Lord Trimble bluntly tells the US President: “The Northern Ireland Protocol has not only subverted the main safeguards within the Belfast Agreement causing civic unrest and political uncertainty, it is also damaging the Northern Ireland economy disrupting supply chains, inflating prices and diverting trade from our main market in Great Britain.”
“At the heart of the Belfast Agreement is consent, meaning that there can be no change to the constitutional position of NI as part of the UK without the agreement of a majority of the people of the country.
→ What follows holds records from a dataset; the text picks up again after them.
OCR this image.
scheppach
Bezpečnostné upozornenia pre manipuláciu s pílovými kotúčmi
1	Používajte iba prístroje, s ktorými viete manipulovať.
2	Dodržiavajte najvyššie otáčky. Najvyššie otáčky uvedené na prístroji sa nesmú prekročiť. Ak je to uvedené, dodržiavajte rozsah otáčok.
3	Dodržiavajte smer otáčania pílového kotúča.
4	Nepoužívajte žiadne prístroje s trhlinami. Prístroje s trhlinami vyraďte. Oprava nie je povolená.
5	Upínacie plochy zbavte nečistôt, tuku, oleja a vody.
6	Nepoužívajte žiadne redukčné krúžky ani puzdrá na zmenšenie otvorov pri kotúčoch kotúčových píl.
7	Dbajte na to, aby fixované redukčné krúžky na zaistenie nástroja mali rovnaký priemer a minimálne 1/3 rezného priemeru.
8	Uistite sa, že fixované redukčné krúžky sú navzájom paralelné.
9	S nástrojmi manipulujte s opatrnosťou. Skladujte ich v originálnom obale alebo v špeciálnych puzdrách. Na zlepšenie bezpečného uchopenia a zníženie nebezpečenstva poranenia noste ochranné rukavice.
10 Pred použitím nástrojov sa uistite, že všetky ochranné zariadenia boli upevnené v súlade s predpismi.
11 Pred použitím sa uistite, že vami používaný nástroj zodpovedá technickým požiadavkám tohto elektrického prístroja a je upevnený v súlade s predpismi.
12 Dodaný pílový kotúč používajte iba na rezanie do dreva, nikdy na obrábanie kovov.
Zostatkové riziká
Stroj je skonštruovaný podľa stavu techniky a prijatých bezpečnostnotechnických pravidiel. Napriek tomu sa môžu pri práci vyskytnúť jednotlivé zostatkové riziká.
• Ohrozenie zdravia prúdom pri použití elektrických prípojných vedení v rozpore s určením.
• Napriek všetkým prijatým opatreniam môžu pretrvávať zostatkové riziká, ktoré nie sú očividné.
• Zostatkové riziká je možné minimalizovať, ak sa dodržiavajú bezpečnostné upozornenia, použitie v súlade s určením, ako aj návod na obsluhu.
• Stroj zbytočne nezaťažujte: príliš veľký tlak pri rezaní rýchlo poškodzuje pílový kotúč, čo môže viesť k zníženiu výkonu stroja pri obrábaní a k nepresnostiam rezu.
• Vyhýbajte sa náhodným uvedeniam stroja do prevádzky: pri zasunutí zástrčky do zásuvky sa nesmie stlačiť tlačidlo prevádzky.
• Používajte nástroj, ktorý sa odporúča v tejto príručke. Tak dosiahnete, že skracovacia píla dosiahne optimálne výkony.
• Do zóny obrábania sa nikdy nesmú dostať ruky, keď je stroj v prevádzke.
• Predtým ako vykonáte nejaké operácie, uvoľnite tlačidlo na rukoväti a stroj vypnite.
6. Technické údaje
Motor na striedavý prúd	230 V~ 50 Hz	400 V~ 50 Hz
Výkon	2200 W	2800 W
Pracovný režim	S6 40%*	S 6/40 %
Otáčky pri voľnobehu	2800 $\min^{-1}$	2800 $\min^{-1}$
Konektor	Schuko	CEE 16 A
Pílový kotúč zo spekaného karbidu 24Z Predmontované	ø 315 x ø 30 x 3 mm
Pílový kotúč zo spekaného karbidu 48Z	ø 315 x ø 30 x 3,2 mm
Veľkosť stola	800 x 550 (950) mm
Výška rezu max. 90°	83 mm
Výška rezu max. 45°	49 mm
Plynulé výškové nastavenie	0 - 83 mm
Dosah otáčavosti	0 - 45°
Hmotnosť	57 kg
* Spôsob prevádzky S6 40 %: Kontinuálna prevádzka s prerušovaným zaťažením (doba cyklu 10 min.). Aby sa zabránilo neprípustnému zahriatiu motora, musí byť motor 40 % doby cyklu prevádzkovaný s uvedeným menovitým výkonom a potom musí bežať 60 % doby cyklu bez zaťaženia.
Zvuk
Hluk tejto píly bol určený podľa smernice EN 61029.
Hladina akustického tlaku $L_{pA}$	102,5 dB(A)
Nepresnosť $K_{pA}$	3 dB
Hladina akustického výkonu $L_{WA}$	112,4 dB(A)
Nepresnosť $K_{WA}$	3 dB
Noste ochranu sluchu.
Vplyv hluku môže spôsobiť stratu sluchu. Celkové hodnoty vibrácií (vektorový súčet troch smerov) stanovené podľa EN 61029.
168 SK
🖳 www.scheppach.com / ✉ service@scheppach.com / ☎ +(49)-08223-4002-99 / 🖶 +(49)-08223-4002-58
But the NIP, by giving the EU powers over the movement of goods into and out of the Province, has torpedoed the ‘consent’ principle and risks a return to sectarian strife.”
Lord Trimble writes to Mr Biden: “The NIP totally destroyed this consent principle to the detriment of the unionist community.”
“First of all it represents a massive change on the constitutional status of NI. No longer will laws applicable in NI relating to agricultural practices, product standards, environmental codes, and labour regulations be made by the UK Parliament or even the NI Assembly. They will be made by the EU and imposed by the European Court of Justice.
“This monumental constitutional change has been imposed on the people of NI without seeking their consent and against the manifest opposition of every unionist party and politician in NI.
“The result has been political unrest and violence and threats of further violence on our streets because the political promises of the Belfast Agreement have been flippantly dismissed through the NIP.
“Not only has the NIP impacted on community relations in NI it is doing great damage to the NI economy. The extensive checks on trade between GB and NI, which is internal UK trade, has discouraged many firms from trading with NI, created added costs and time delays for those who do, and increased the cost of doing such business.”
“The result has been inflationary pressures which have damaged competitiveness, loss of customers because of uncertainty and delays, empty supermarket shelves, and reduced choice for consumers.”
“Trade with countries like Russia is now easier to undertake than trade with the rest of our own country because of the NIP.”
“One food supplier has recently revealed that a lorry load of supplies destined for its stores in NI will have 700 pages of documentation to pass EU imposed checks for goods coming into NI from GB.”
In his letter, Lord Trimble urges Mr Biden to embrace Mutual Enforcement.
“Mutual Enforcement respects both the integrity of the EU Single Market and the independent sovereignty of the UK voted for by the British people in the referendum in 2016.”
“It involves both the EU and the UK mutually enforcing each other’s rules, regulations, and taxes for companies exporting into each other’s territory.”
“Any company operating out of NI would be required to declare that it had met all the obligations contained in EU law when selling goods to the Republic of Ireland. Any breach of that obligation would be followed up by the authorities in the UK and breaches would carry severe penalties as an effective disincentive to break that obligation.”
“The EU authorities would do the same for goods being exported from the Republic of Ireland to NI. This avoids the needs for border checks while at the same time safeguarding the integrity of the EU internal market.”